Che sia un fatto unico e in tal senso anomalo, che il leader politico che ha dominato la scena negli ultimi venti anni sia stato eliminato da quella stessa scena con una sentenza di conferma di condanna di terzo grado, per una sostanziosa frode fiscale, è di tutta evidenza. Come, del resto, era assolutamente evidente che la stessa discesa in campo nel 1994 del cavaliere fosse anch’essa un’anomalia, un caso unico di conflitti di interessi, almeno per quanto riguarda le società occidentali.

Vaneggia la destra quando immagina una teoria complottista che abbia ispirato i giudici della Cassazione che tradizionalmente e notoriamente sono di solito conservatori e certo non dei rivoluzionari bolscevichi.
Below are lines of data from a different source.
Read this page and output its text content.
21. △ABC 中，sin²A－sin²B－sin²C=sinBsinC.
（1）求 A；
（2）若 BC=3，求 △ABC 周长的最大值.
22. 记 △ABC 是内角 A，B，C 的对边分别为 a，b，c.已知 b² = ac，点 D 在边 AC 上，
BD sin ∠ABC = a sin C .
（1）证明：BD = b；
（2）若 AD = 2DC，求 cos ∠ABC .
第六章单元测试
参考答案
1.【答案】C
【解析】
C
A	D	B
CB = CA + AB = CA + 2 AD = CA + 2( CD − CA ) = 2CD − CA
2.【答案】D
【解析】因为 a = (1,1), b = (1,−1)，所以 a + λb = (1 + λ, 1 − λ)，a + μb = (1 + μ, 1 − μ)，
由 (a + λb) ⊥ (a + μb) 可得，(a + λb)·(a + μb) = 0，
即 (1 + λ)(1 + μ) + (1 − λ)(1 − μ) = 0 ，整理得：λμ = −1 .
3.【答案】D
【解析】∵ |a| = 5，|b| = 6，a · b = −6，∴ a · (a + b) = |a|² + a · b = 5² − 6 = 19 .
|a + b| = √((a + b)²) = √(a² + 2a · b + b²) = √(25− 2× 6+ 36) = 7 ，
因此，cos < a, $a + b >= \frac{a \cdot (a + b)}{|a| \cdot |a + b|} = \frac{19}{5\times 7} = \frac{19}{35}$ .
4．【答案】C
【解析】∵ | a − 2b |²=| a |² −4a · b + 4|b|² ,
Le accuse a loro rivolte sono pretestuose e il frutto della disperazione di chi vede nella ormai probabile uscita di Berlusconi la fine dei propri privilegi di cortigiani coccolati dal cavaliere.

Questa sentenza è invece, frutto di una tradizione giuridica che si fonda su quell’autonomia giudiziaria che il costituente volle a difesa del sistema democratico, dopo il terribile ventennio (anocora un ventennio) fascista.

Ecco perché credo che, ovviamente al di là della volontà della Corte di Cassazione, questa sentenza abbia un valore anche pedagogico, oltre che politico. Si tratta dell’esempio più illuminante del conflitto tra il potere politico e quello giudiziario. Quest’ultimo ispirandosi costantemente ai principi guida della nostra Costituzione, finisce per contrastare ogni prevaricazione della politica, ogni semplificazione che vorrebbe il politico investito di poteri e prerogative che lo rendano superiore agli altri cittadini, capace di un’immunità che lo rendesse diverso dagli altri. Immunità che peraltro il costituente aveva anche previsto, ma in vero a difesa più dell’opposizione che dei governanti (ed è bene ricordare che attualmente Berlusconi con il suo partito è al governo), al solo scopo di evitare un uso politico dell’azione giudiziaria a danno della minoranza e in particolare del suo diritto di critica.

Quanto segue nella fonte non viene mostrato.